This article will help you build a n8n video analyzer automation system using Google Gemini and n8n that can summarize, interpret, and describe videos—either uploaded from your computer or fetched directly from YouTube. It’s a powerful way to understand video content automatically without any coding.
You can download the full JSON template from this article and import it straight into n8n.
What This n8n Video Analyzer Workflow Does
This automation allows you to:
- Upload videos directly or use a YouTube link.
- Send the video to Google Gemini API for analysis.
- Wait and poll until processing is complete.
- Automatically generate a text-based summary of the video.
- Display detailed video descriptions or transcripts as output.
Essentially, this builds an automated video understanding system that can describe what happens in any video — like a human watching and summarizing it.
Step-by-Step Workflow
Step 1: Log Into n8n
Open n8n, go to your main dashboard, and click Import Workflow.
Choose the attached JSON template file.
Download JSON File: Click Here
Step 2: Open the Form Submission Node

The Form Trigger node lets you upload a video.
When you execute the workflow, a small form appears where you can drop in the file.
Form Fields:
- Video (required upload field — accepts
.mp4,.mov,.webm, etc.)
Step 3: Upload the Video to Gemini
After submission, the Upload File node sends the video to Gemini using HTTP.
This step includes setting up the upload headers — like file size, type, and name.
Technical fields (already included in template):
- Endpoint:
https://generativelanguage.googleapis.com/upload/v1beta/files - Authentication: Gemini API key (provided through a Google Developer account).
Step 4: Wait 5 Seconds
Once uploaded, the workflow pauses for 5 seconds using the Wait node.
This delay ensures Gemini has enough time to start processing before requesting analysis.
Step 5: Get the Analysis
The Get Analysis node sends a POST request to Gemini’s content generation model to analyze the uploaded video.
Key settings in the JSON body:
json{
"contents": [
{
"role": "user",
"parts": [
{ "fileData": { "fileUri": "{{ $json.file.uri }}", "mimeType": "{{ $json.file.mimeType }}" }},
{ "text": "Describe what's going on in the video in great detail." }
]
}
]
}
This makes Gemini return a detailed description of every event, person, or scene inside the video
Step 6: Polling for Video Completion
Sometimes the video takes longer to process. This is why the workflow includes a polling loop — repeatedly checking if the video analysis is complete.

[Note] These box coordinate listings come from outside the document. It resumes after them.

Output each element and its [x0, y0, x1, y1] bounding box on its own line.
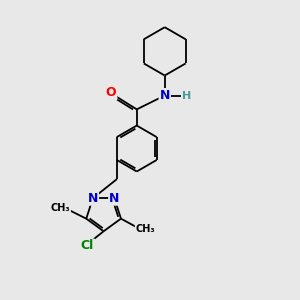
Text: CH₃: CH₃: [136, 224, 155, 234]
Text: N: N: [109, 192, 119, 205]
Text: N: N: [88, 192, 98, 205]
Text: O: O: [106, 86, 116, 99]
Text: Cl: Cl: [81, 239, 94, 253]
Text: H: H: [182, 91, 191, 100]
Text: CH₃: CH₃: [50, 203, 70, 213]
Text: N: N: [160, 89, 170, 102]
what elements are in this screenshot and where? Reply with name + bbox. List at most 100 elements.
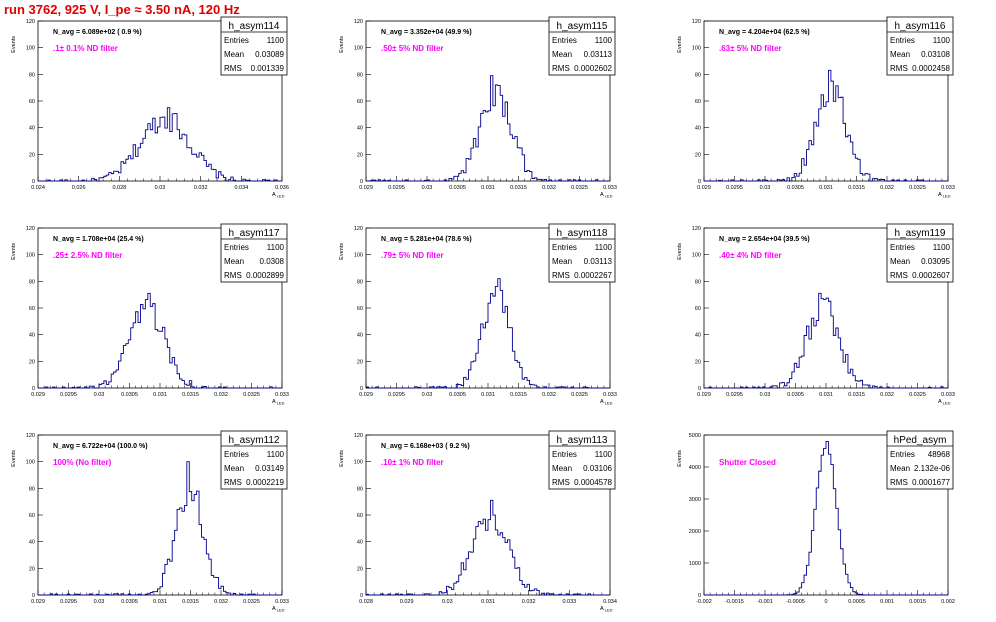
x-tick-label: 0.0325 (909, 392, 926, 398)
y-tick-label: 40 (357, 540, 363, 546)
x-tick-label: 0.028 (359, 599, 373, 605)
stats-label: Mean (224, 257, 244, 266)
x-tick-label: 0.0295 (726, 392, 743, 398)
stats-value: 0.0001677 (912, 478, 950, 487)
y-tick-label: 0 (360, 386, 363, 392)
navg-label: N_avg = 6.168e+03 ( 9.2 %) (381, 443, 470, 450)
stats-value: 0.0004578 (574, 478, 612, 487)
x-tick-label: 0.0295 (60, 599, 77, 605)
x-tick-label: 0.0005 (848, 599, 865, 605)
stats-label: RMS (552, 271, 570, 280)
x-tick-label: 0.024 (31, 185, 45, 191)
y-tick-label: 100 (354, 253, 363, 259)
y-tick-label: 0 (360, 179, 363, 185)
x-tick-label: 0.033 (275, 599, 289, 605)
stats-label: RMS (890, 478, 908, 487)
stats-label: RMS (890, 64, 908, 73)
x-tick-label: 0.029 (31, 392, 45, 398)
x-tick-label: 0.0305 (787, 185, 804, 191)
stats-label: RMS (224, 64, 242, 73)
stats-label: Entries (224, 36, 249, 45)
y-tick-label: 4000 (689, 465, 701, 471)
y-tick-label: 60 (695, 306, 701, 312)
y-tick-label: 20 (357, 152, 363, 158)
navg-label: N_avg = 2.654e+04 (39.5 %) (719, 236, 810, 243)
y-tick-label: 100 (26, 253, 35, 259)
x-tick-label: 0.0305 (121, 599, 138, 605)
x-tick-label: 0.0325 (909, 185, 926, 191)
y-tick-label: 100 (26, 460, 35, 466)
run-title: run 3762, 925 V, I_pe ≈ 3.50 nA, 120 Hz (4, 2, 240, 17)
x-tick-label: 0.032 (542, 392, 556, 398)
histogram-panel-h_asym116: 0.029 0.0295 0.03 0.0305 0.031 0.0315 0.032 0.0… (677, 16, 955, 199)
y-tick-label: 100 (692, 253, 701, 259)
stats-label: RMS (224, 271, 242, 280)
y-tick-label: 80 (357, 72, 363, 78)
y-tick-label: 120 (26, 226, 35, 232)
x-tick-label: 0.0315 (510, 392, 527, 398)
histogram-line (38, 107, 282, 182)
stats-label: Entries (890, 450, 915, 459)
stats-label: Entries (552, 36, 577, 45)
stats-value: 0.03089 (255, 50, 284, 59)
y-tick-label: 80 (695, 279, 701, 285)
stats-label: Mean (890, 257, 910, 266)
x-tick-label: 0.033 (603, 392, 617, 398)
stats-label: Mean (224, 50, 244, 59)
stats-label: Entries (890, 36, 915, 45)
x-tick-label: 0.03 (155, 185, 166, 191)
x-axis-label: ALED (272, 192, 285, 199)
y-tick-label: 120 (26, 433, 35, 439)
x-tick-label: 0.0315 (510, 185, 527, 191)
histogram-panel-h_asym113: 0.028 0.029 0.03 0.031 0.032 0.033 0.034 0 20 40 6… (339, 430, 617, 613)
x-tick-label: 0.031 (819, 185, 833, 191)
y-tick-label: 60 (29, 99, 35, 105)
y-axis-label: Events (677, 243, 683, 260)
stats-value: 0.0002602 (574, 64, 612, 73)
y-tick-label: 120 (354, 433, 363, 439)
histogram-panel-h_asym114: 0.024 0.026 0.028 0.03 0.032 0.034 0.036 0 20 40 6… (11, 16, 289, 199)
x-axis-label: ALED (938, 399, 951, 406)
histogram-title: hPed_asym (894, 435, 947, 446)
stats-value: 0.03149 (255, 464, 284, 473)
histogram-title: h_asym116 (895, 21, 946, 32)
stats-value: 0.03095 (921, 257, 950, 266)
y-axis-label: Events (677, 450, 683, 467)
filter-label: Shutter Closed (719, 458, 776, 467)
x-tick-label: 0.028 (112, 185, 126, 191)
navg-label: N_avg = 1.708e+04 (25.4 %) (53, 236, 144, 243)
histogram-title: h_asym115 (557, 21, 608, 32)
x-tick-label: 0.03 (422, 185, 433, 191)
x-tick-label: 0.0325 (243, 599, 260, 605)
histogram-line (38, 292, 282, 389)
filter-label: .50± 5% ND filter (381, 44, 444, 53)
histogram-line (365, 499, 610, 596)
histogram-title: h_asym112 (229, 435, 280, 446)
stats-value: 1100 (595, 450, 613, 459)
x-tick-label: 0.0325 (571, 185, 588, 191)
x-tick-label: 0.032 (880, 185, 894, 191)
y-tick-label: 100 (354, 460, 363, 466)
y-tick-label: 0 (32, 386, 35, 392)
y-tick-label: 3000 (689, 497, 701, 503)
stats-box (548, 223, 616, 283)
stats-value: 0.03108 (921, 50, 950, 59)
stats-label: Mean (552, 464, 572, 473)
filter-label: .1± 0.1% ND filter (53, 44, 118, 53)
y-tick-label: 60 (357, 513, 363, 519)
y-tick-label: 20 (29, 359, 35, 365)
stats-box (886, 16, 954, 76)
x-axis-label: ALED (938, 192, 951, 199)
y-tick-label: 20 (357, 566, 363, 572)
histogram-line (704, 292, 948, 389)
x-axis-label: ALED (600, 606, 613, 613)
y-tick-label: 100 (354, 46, 363, 52)
x-tick-label: 0.0315 (182, 392, 199, 398)
y-tick-label: 1000 (689, 561, 701, 567)
x-axis-label: ALED (600, 192, 613, 199)
navg-label: N_avg = 4.204e+04 (62.5 %) (719, 29, 810, 36)
y-tick-label: 60 (357, 99, 363, 105)
y-tick-label: 60 (29, 306, 35, 312)
filter-label: .40± 4% ND filter (719, 251, 782, 260)
histogram-title: h_asym117 (229, 228, 280, 239)
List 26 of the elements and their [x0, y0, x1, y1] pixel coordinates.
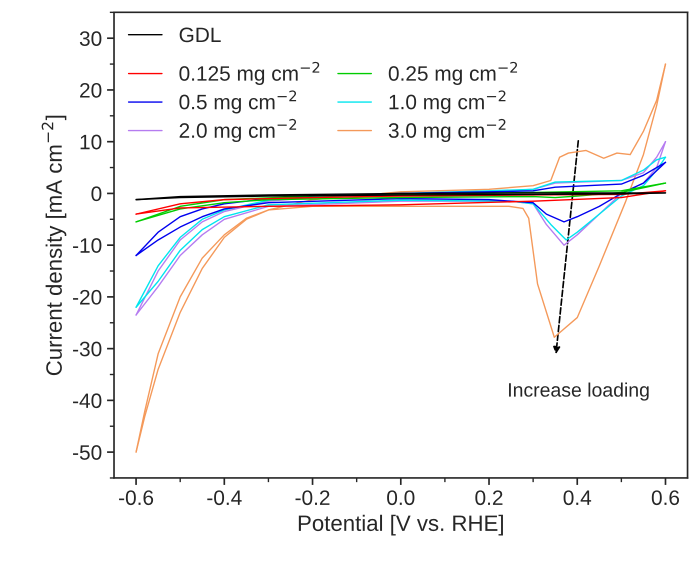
x-tick-label: 0.6 [652, 490, 680, 506]
legend-label: 3.0 mg cm$^{−2}$ [388, 118, 506, 142]
x-tick-label: 0.0 [387, 490, 414, 506]
y-tick-label: 0 [91, 186, 102, 202]
x-tick-label: -0.4 [207, 490, 242, 506]
legend-label: 2.0 mg cm$^{−2}$ [180, 118, 296, 142]
x-tick-label: -0.2 [296, 490, 330, 506]
y-axis-title: Current density [mA cm$^{−2}$] [42, 116, 66, 376]
y-tick-label: 30 [80, 31, 102, 46]
annotation: Increase loading [509, 382, 649, 401]
y-tick-label: -10 [73, 238, 102, 253]
legend-label: 0.125 mg cm$^{−2}$ [179, 62, 320, 85]
x-axis-title: Potential [V vs. RHE] [298, 514, 503, 536]
y-tick-label: -20 [73, 290, 102, 305]
legend-label: GDL [180, 27, 221, 42]
legend-label: 0.25 mg cm$^{−2}$ [388, 62, 518, 85]
x-tick-label: -0.6 [119, 490, 154, 506]
legend-label: 0.5 mg cm$^{−2}$ [179, 90, 296, 114]
y-tick-label: 10 [80, 134, 102, 150]
y-tick-label: 20 [80, 82, 102, 98]
legend-label: 1.0 mg cm$^{−2}$ [390, 90, 506, 114]
y-tick-label: -50 [73, 445, 102, 460]
y-tick-label: -30 [73, 342, 102, 356]
x-tick-label: 0.2 [475, 490, 502, 506]
x-tick-label: 0.4 [564, 490, 592, 506]
y-tick-label: -40 [73, 393, 102, 408]
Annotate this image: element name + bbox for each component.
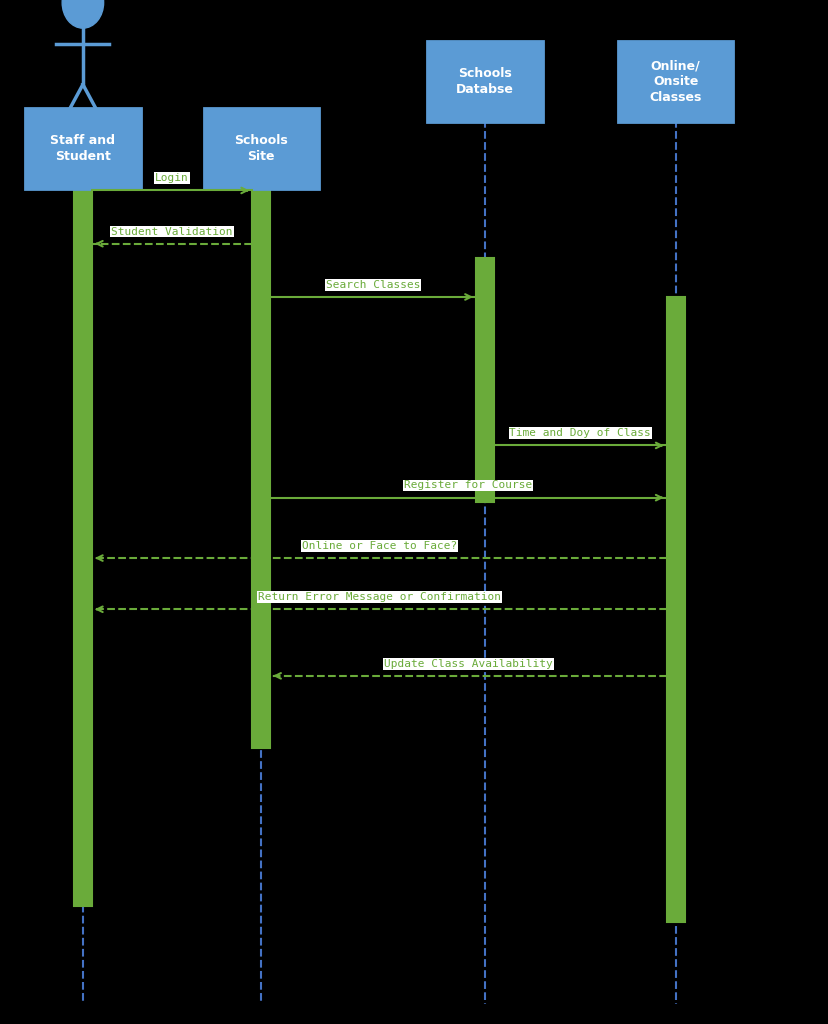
Text: Schools
Databse: Schools Databse: [455, 68, 513, 96]
Text: Return Error Message or Confirmation: Return Error Message or Confirmation: [258, 592, 500, 602]
FancyBboxPatch shape: [427, 41, 542, 122]
Text: Update Class Availability: Update Class Availability: [383, 658, 552, 669]
Text: Schools
Site: Schools Site: [234, 134, 287, 163]
Text: Online/
Onsite
Classes: Online/ Onsite Classes: [648, 59, 701, 104]
Text: Staff and
Student: Staff and Student: [51, 134, 115, 163]
Text: Time and Doy of Class: Time and Doy of Class: [509, 428, 650, 438]
Text: Student Validation: Student Validation: [111, 226, 233, 237]
Circle shape: [62, 0, 104, 29]
Text: Login: Login: [155, 173, 189, 183]
FancyBboxPatch shape: [617, 41, 732, 122]
Text: Register for Course: Register for Course: [404, 480, 532, 490]
FancyBboxPatch shape: [252, 186, 270, 748]
Text: Online or Face to Face?: Online or Face to Face?: [301, 541, 456, 551]
FancyBboxPatch shape: [74, 186, 92, 906]
FancyBboxPatch shape: [475, 258, 493, 502]
FancyBboxPatch shape: [666, 297, 684, 922]
FancyBboxPatch shape: [25, 109, 141, 188]
Text: Search Classes: Search Classes: [325, 280, 420, 290]
FancyBboxPatch shape: [204, 109, 318, 188]
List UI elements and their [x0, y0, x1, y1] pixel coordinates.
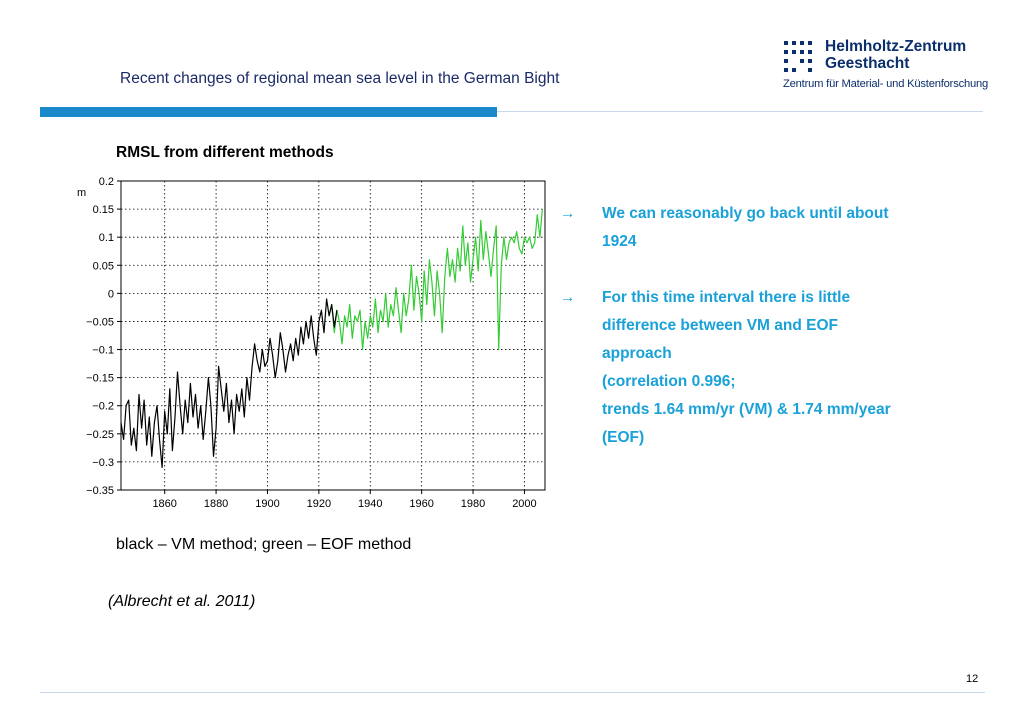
bullet-text-line: For this time interval there is little: [602, 289, 851, 306]
x-tick-label: 1880: [204, 498, 228, 510]
chart-grid: [121, 181, 545, 490]
bullet-text-line: trends 1.64 mm/yr (VM) & 1.74 mm/year: [602, 401, 891, 418]
y-tick-label: −0.25: [86, 429, 114, 441]
bullet-text-line: difference between VM and EOF: [602, 317, 838, 334]
plot-frame: [120, 180, 546, 491]
x-tick-label: 1980: [461, 498, 485, 510]
y-tick-label: −0.3: [92, 457, 114, 469]
x-tick-label: 1900: [255, 498, 279, 510]
bullet-text-line: We can reasonably go back until about: [602, 205, 889, 222]
title-accent-bar: [40, 107, 497, 117]
x-tick-label: 1860: [152, 498, 176, 510]
y-tick-label: −0.35: [86, 485, 114, 497]
y-tick-label: −0.1: [92, 345, 114, 357]
eof-series-line: [328, 209, 543, 351]
chart-subheading: RMSL from different methods: [116, 144, 334, 161]
bullet-text-line: (EOF): [602, 429, 645, 446]
y-axis-label: m: [77, 187, 86, 199]
slide-title: Recent changes of regional mean sea leve…: [120, 70, 560, 87]
institution-logo: Helmholtz-Zentrum Geesthacht Zentrum für…: [783, 38, 988, 98]
sea-level-chart: 0.2 0.15 0.1 0.05 0 −0.05 −0.1 −0.15 −0.2 −0.25 −0…: [77, 176, 546, 510]
arrow-right-icon: →: [560, 205, 576, 222]
header-divider: [497, 111, 983, 112]
vm-series-line: [120, 298, 338, 469]
bullet-text-line: 1924: [602, 233, 637, 250]
bullet-text-line: approach: [602, 345, 672, 362]
y-tick-label: −0.15: [86, 373, 114, 385]
x-tick-label: 1960: [409, 498, 433, 510]
bullet-item: → For this time interval there is little…: [560, 284, 990, 452]
y-tick-label: −0.2: [92, 401, 114, 413]
bullet-text-line: (correlation 0.996;: [602, 373, 736, 390]
y-tick-label: 0: [108, 288, 114, 300]
bullet-list: → We can reasonably go back until about …: [560, 200, 990, 480]
bullet-item: → We can reasonably go back until about …: [560, 200, 990, 256]
page-number: 12: [966, 673, 979, 685]
y-tick-label: 0.1: [99, 232, 114, 244]
x-tick-label: 1940: [358, 498, 382, 510]
logo-name-line1: Helmholtz-Zentrum: [825, 38, 967, 55]
logo-name-line2: Geesthacht: [825, 55, 910, 72]
citation: (Albrecht et al. 2011): [108, 593, 256, 610]
chart-series: [120, 209, 543, 469]
x-tick-label: 1920: [307, 498, 331, 510]
y-tick-label: 0.2: [99, 176, 114, 188]
x-tick-label: 2000: [512, 498, 536, 510]
chart-axes: 0.2 0.15 0.1 0.05 0 −0.05 −0.1 −0.15 −0.2 −0.25 −0…: [86, 176, 537, 510]
arrow-right-icon: →: [560, 289, 576, 306]
y-tick-label: −0.05: [86, 316, 114, 328]
y-tick-label: 0.05: [93, 260, 114, 272]
y-tick-label: 0.15: [93, 204, 114, 216]
legend-caption: black – VM method; green – EOF method: [116, 536, 412, 553]
helmholtz-dot-grid-icon: [784, 41, 812, 72]
logo-subtitle: Zentrum für Material- und Küstenforschun…: [783, 78, 989, 90]
footer-divider: [40, 692, 985, 693]
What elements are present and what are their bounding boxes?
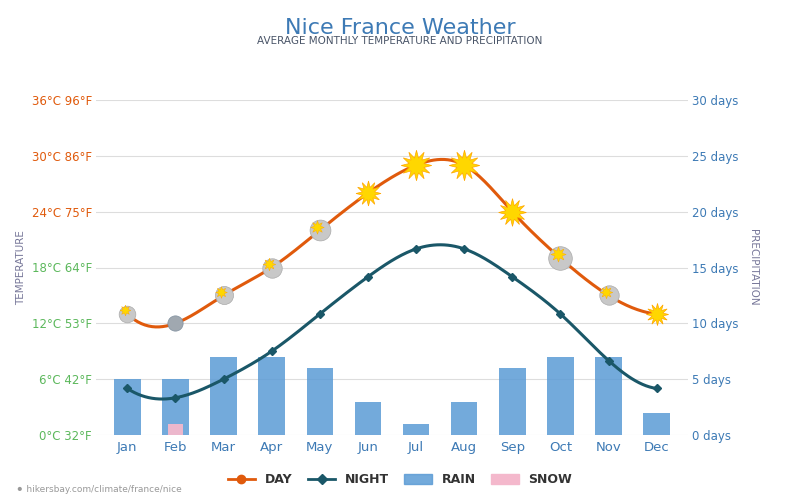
Text: ⚫ hikersbay.com/climate/france/nice: ⚫ hikersbay.com/climate/france/nice (16, 484, 182, 494)
Text: AVERAGE MONTHLY TEMPERATURE AND PRECIPITATION: AVERAGE MONTHLY TEMPERATURE AND PRECIPIT… (258, 36, 542, 46)
Bar (162, 379, 189, 435)
Bar (643, 412, 670, 435)
Y-axis label: TEMPERATURE: TEMPERATURE (16, 230, 26, 305)
Bar (547, 357, 574, 435)
Bar (210, 357, 237, 435)
Legend: DAY, NIGHT, RAIN, SNOW: DAY, NIGHT, RAIN, SNOW (222, 468, 578, 491)
Y-axis label: PRECIPITATION: PRECIPITATION (748, 229, 758, 306)
Bar (114, 379, 141, 435)
Bar (595, 357, 622, 435)
Bar (451, 402, 478, 435)
Bar (403, 424, 430, 435)
Bar (168, 424, 182, 435)
Bar (306, 368, 333, 435)
Bar (499, 368, 526, 435)
Bar (258, 357, 285, 435)
Bar (354, 402, 381, 435)
Text: Nice France Weather: Nice France Weather (285, 18, 515, 38)
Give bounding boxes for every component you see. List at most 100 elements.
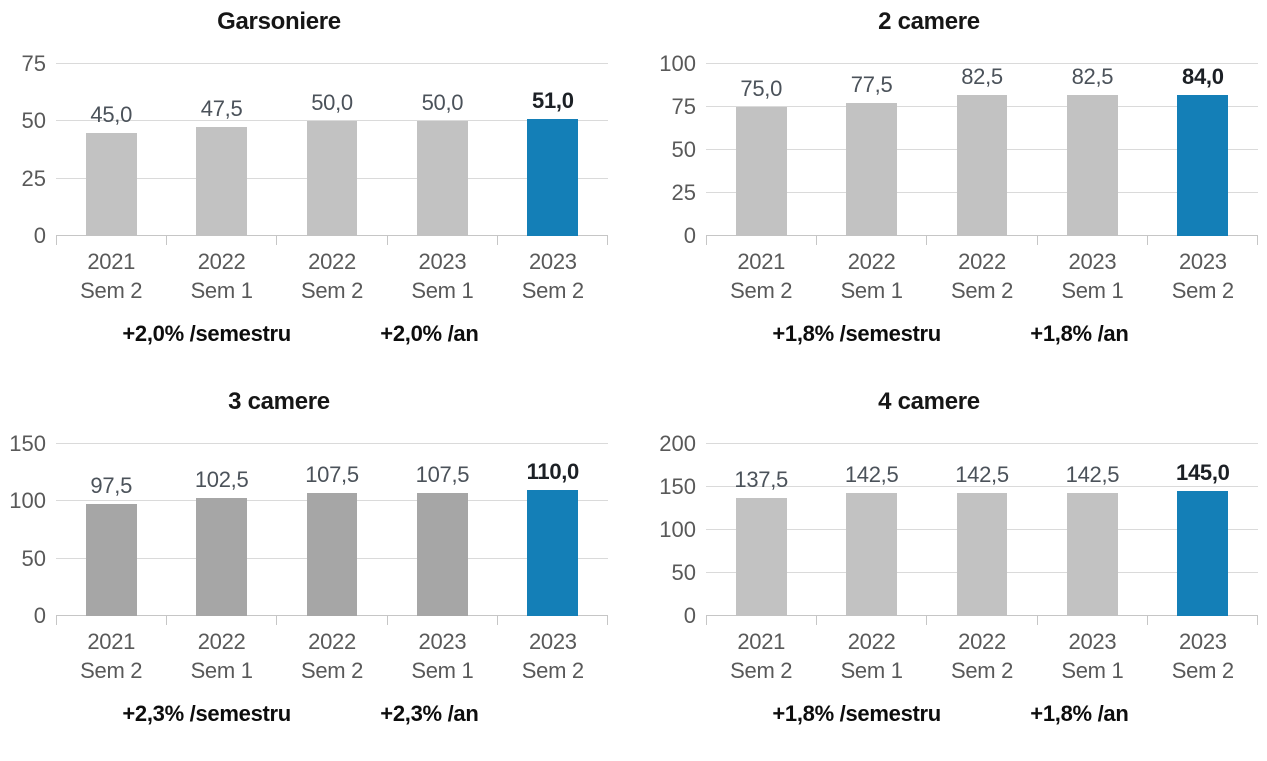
growth-per-year-label: +2,3% /an <box>380 701 479 727</box>
x-axis-tick <box>706 236 816 245</box>
bar-chart-4-camere: 4 camere 0 50 100 150 200 137,5 142,5 142,5 142… <box>658 384 1260 756</box>
chart-title: 2 camere <box>878 8 980 35</box>
bar-2021-sem-2 <box>85 504 137 616</box>
bar-cell: 50,0 <box>387 64 497 236</box>
category-year: 2021 <box>87 249 136 274</box>
category-semester: Sem 2 <box>950 277 1014 303</box>
y-axis-tick-label: 0 <box>33 603 46 628</box>
x-axis-category-label: 2023 Sem 2 <box>498 628 608 685</box>
y-gridline <box>56 443 608 444</box>
y-axis-tick-label: 75 <box>21 51 46 76</box>
y-gridline <box>56 63 608 64</box>
x-axis-tick <box>56 236 166 245</box>
growth-per-year-label: +1,8% /an <box>1030 701 1129 727</box>
x-axis-category-label: 2022 Sem 2 <box>277 628 387 685</box>
category-year: 2023 <box>528 249 577 274</box>
x-axis-category-label: 2023 Sem 2 <box>1148 628 1258 685</box>
annotation-row: +2,3% /semestru +2,3% /an <box>8 701 610 731</box>
x-axis-tick <box>386 616 497 625</box>
plot-area: 137,5 142,5 142,5 142,5 145,0 <box>706 443 1258 616</box>
bar-chart-garsoniere: Garsoniere 0 25 50 75 45,0 47,5 50,0 50,0 51,0 … <box>8 4 610 376</box>
y-gridline <box>706 63 1258 64</box>
category-year: 2023 <box>418 629 467 654</box>
bar-value-label: 50,0 <box>311 90 353 116</box>
annotation-row: +1,8% /semestru +1,8% /an <box>658 701 1260 731</box>
category-year: 2022 <box>308 629 356 654</box>
x-axis-ticks <box>56 236 609 245</box>
bar-2023-sem-2 <box>1177 491 1229 616</box>
y-gridline <box>56 120 608 122</box>
growth-per-year-label: +2,0% /an <box>380 321 479 347</box>
x-axis-labels: 2021 Sem 2 2022 Sem 1 2022 Sem 2 2023 Sem 1 2023… <box>56 628 608 685</box>
bar-2021-sem-2 <box>735 107 787 236</box>
category-semester: Sem 2 <box>1171 657 1234 683</box>
bar-2022-sem-2 <box>306 492 358 616</box>
bar-2022-sem-1 <box>846 493 897 616</box>
x-axis-category-label: 2023 Sem 1 <box>387 628 497 685</box>
bar-cell: 50,0 <box>277 64 387 236</box>
growth-per-semester-label: +2,0% /semestru <box>122 321 291 347</box>
plot-area: 45,0 47,5 50,0 50,0 51,0 <box>56 63 608 236</box>
y-axis-tick-label: 150 <box>659 474 696 499</box>
x-axis-tick <box>166 616 276 625</box>
bars-group: 45,0 47,5 50,0 50,0 51,0 <box>56 64 608 236</box>
category-year: 2023 <box>1178 249 1227 274</box>
y-axis-tick-label: 25 <box>671 180 696 205</box>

Without polling, the workflow might try to get a response before Gemini finishes analyzing
Step 7: Extract and Format the Results
After Gemini finishes, the output text is retrieved using the Set node.
This step organizes the text and sets it as “Video Analysis Result.”
The summarized insights include:
- Scene-by-scene breakdowns
- Detected subjects and actions
- Backgrounds, moods, and narration cues
Step 8: Analyze YouTube Videos
The workflow can also analyze YouTube videos directly — no download needed!
The node titled “YouTube Video” sends a video link to Gemini, which analyzes not just the visuals but also audio and text content.
You can adjust the prompt here — for example:
- “Summarize this video in 3 sentences.”
- “List key takeaways from the video.”
- “Describe the main topics covered.”
Step 9: Retrieve the Final Output
The Get Results node collects Gemini’s reply and outputs the summary text.
Step 10: Review or Save the Analysis
Once done, you can view the full textual result inside n8n.
You could also extend the workflow by:
- Sending results to Google Sheets
- Emailing a report
- Creating summaries for YouTube videos in bulk
ALSO READ:
FAQs
What does this workflow do?
It analyzes video content using Google’s Gemini model. You can upload videos or paste YouTube URLs to automatically get a detailed description of everything happening in the video.
Do I need coding knowledge?
No. The workflow is fully visual and only needs your Google API key to work.
How do I get my Gemini API key?
Visit Google AI for Developers and sign in to create your free API key under the Developers section.
Can this workflow work on long videos?
Yes, though larger files take more time. The polling loop ensures Gemini finishes processing regardless of video duration.
Can I modify the output?
Absolutely. You can change the prompt message in “Get Analysis” node — for instance, make Gemini summarize in 5 points or generate short bullet highlights.
Can it analyze different file formats?
Yes, it supports MP4, MOV, and WebM formats by default.